A constant motif of the past few weeks has been waking up to learn about the untimely passing of an iconic artist; Tuesday was no exception. As many may be aware, news broke that Eagles frontman Glenn Frey had passed away due to complications from rheumatoid arthritis and pneumonia. Tributes flooded in from all corners of the globe as fans and friends learnt of the legendary singer/songwriter’s passing.
David Bowie’s death last week shocked the world and provoked a widespread reaction from almost everyone, diehard fans and admirers alike, but Frey’s passing has gone somewhat under the radar. Although Frey was a lesser known entity than Bowie, the impact of his music has been equally profound.
Undoubtedly one of the biggest and most revered bands of the 20th Century, Eagles’ 1976 greatest hits album went on to become the biggest selling record of the century. On top of this they churned out hit after hit and continue to be played on the radio. Glenn Frey was not only frontman of the band but in partnership with drummer-singer Don Henley crafted some of the finest songs to be put on record.
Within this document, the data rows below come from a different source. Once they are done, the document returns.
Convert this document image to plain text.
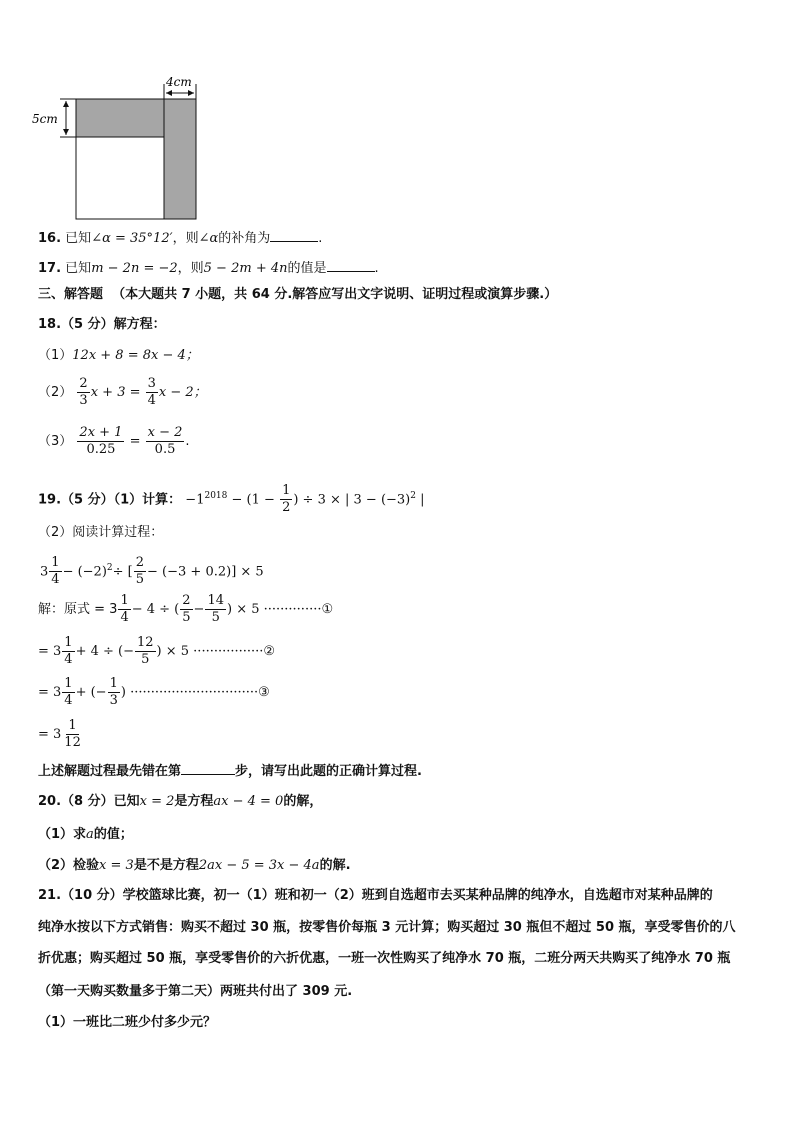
4cm
5cm
16. 已知∠α = 35°12′，则∠α的补角为	.
17. 已知m − 2n = −2，则5 − 2m + 4n的值是	.
三、解答题 （本大题共 7 小题，共 64 分.解答应写出文字说明、证明过程或演算步骤.）
18.（5 分）解方程：
（1）12x + 8 = 8x − 4；
$(2) \frac{2}{3}$ $x + 3 = \frac{3}{4}$ x − 2；
$(3) \frac{2x + 1}{0.25} = \frac{x - 2}{0.5}$ .
19.（5 分）（1）计算： $-1^{2018} - (1 - \frac{1}{2}$ ) ÷ 3 × | $3 - (-3)^2$ |
（2）阅读计算过程：
$3 \frac{1}{4} - (-2)^2\div$ [ $\frac{2}{5} - (-3 + 0.2)] \times 5$
解：原式 = $3 \frac{1}{4} - 4$ ÷ ( $\frac{2}{5} - \frac{14}{5}$ ) × 5 ··············①
= $3 \frac{1}{4} + 4$ ÷ (− $\frac{12}{5}$ ) × 5 ·················②
= $3 \frac{1}{4}$ + (− $\frac{1}{3}$ ) ·······························③
= $3 \frac{1}{12}$
上述解题过程最先错在第	步，请写出此题的正确计算过程.
20.（8 分）已知x = 2是方程ax − 4 = 0的解，
（1）求a的值；
（2）检验x = 3是不是方程2ax − 5 = 3x − 4a的解.
21.（10 分）学校篮球比赛，初一（1）班和初一（2）班到自选超市去买某种品牌的纯净水，自选超市对某种品牌的
纯净水按以下方式销售：购买不超过 30 瓶，按零售价每瓶 3 元计算；购买超过 30 瓶但不超过 50 瓶，享受零售价的八
折优惠；购买超过 50 瓶，享受零售价的六折优惠，一班一次性购买了纯净水 70 瓶，二班分两天共购买了纯净水 70 瓶
（第一天购买数量多于第二天）两班共付出了 309 元.
（1）一班比二班少付多少元？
For me this is the end of the era that started when I was about eight years old, the first time I ever listened to my favourite song, ‘Take it Easy’. From that point onwards, Glenn Frey and his band mates changed my understanding of music in a way that continues to drive me to find new approaches to rock and roll. Although I will continue to love the Eagles, their music will carry a more significant weight. Their music represents both the manifestation and loss of innocence and to me, Glenn Frey’s death represents a disconnection from a previous time. I’m sure this is how Don McClean felt when he wrote ‘American Pie’ after Buddy Holly’s death.
Glenn Frey’s life and legacy will live on in his music and as I sit writing this in the lobby of a French hotel, listening to ‘Peaceful Easy Feeling’ and enjoying a somewhat poignant Tequila Sunrise, I am grateful.